THE ETERNAL (1998)
Ultimately, your enjoyment of this film hinges on what you bring into it. That's probably true of every film, but I needed a first sentence and that's what came out. Typically, I'll do a certain amount of research before writing a capsule. Information on the cast and crew, the general consensus of the audience (assuming there is an audience)...y'know, the usual particulars. Nothing too abstract. In the case of The Eternal, I absquatulated* without performing my due diligence. I just didn't care. If you're looking for someone to blame, don't look at me. I was ready to have fun with this quasi-mummy flick. "Quasi-mummy, you say?" Yep. Technically, we're dealing with the revivified remains of a druid witch, but she's an Egyptian druid witch. You say tomato, I say straight-to-video.

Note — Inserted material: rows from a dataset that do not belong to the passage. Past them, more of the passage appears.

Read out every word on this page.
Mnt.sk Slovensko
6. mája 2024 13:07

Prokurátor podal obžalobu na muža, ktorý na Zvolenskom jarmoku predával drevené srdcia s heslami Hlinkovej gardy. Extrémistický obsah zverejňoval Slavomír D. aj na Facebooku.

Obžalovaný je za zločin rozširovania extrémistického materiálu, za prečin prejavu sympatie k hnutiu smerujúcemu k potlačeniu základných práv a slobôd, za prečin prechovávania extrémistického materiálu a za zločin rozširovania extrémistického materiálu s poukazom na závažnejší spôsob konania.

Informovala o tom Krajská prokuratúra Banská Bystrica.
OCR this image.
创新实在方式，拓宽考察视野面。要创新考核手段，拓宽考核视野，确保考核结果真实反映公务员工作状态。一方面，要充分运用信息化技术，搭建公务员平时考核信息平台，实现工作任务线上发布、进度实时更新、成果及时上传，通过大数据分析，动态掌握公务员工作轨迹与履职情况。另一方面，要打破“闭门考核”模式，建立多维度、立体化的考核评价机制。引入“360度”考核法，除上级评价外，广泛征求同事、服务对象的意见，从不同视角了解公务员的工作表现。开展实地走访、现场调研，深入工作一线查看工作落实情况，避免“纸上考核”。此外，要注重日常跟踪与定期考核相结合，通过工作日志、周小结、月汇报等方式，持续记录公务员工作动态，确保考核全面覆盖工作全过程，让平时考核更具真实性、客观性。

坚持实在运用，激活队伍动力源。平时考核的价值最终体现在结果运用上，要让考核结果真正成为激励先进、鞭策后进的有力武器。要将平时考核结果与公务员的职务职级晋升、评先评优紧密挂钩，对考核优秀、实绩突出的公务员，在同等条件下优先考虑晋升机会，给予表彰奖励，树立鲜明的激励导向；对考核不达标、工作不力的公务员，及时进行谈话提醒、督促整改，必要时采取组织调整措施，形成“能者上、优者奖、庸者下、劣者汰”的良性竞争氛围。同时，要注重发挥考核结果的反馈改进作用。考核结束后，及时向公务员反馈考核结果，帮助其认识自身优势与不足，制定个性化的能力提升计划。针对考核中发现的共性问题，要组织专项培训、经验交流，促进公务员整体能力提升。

Speaking of which, the late 90's were kind to horror movies with a limited release. That's a euphemism for "straight-to-video," although today, I guess The Eternal would bypass theaters by going straight to streaming platforms. Some of my favorite time-wasters from my adolescence fall under this umbrella. I managed to avoid this one upon its release. If I had known that the plot borrowed scraps from Tale of the Mummy and Under Wraps, I would have...been disappointed just the same. In terms of pacing, our exposition shambles in slow-motion. The artsy-fartsy script treats its characters and their relationships as precious commodities, but in truth, you couldn't begin to care about these people. At least I couldn't.
Christopher Walken has a supporting role as a professor, which is supposed to impress you. He goes through the motions. Meh. There is a scene where a guy is harpooned by a phonograph record. That was kind of funny.
*To steal the balls of a sasquatch. Wait, that can't be right.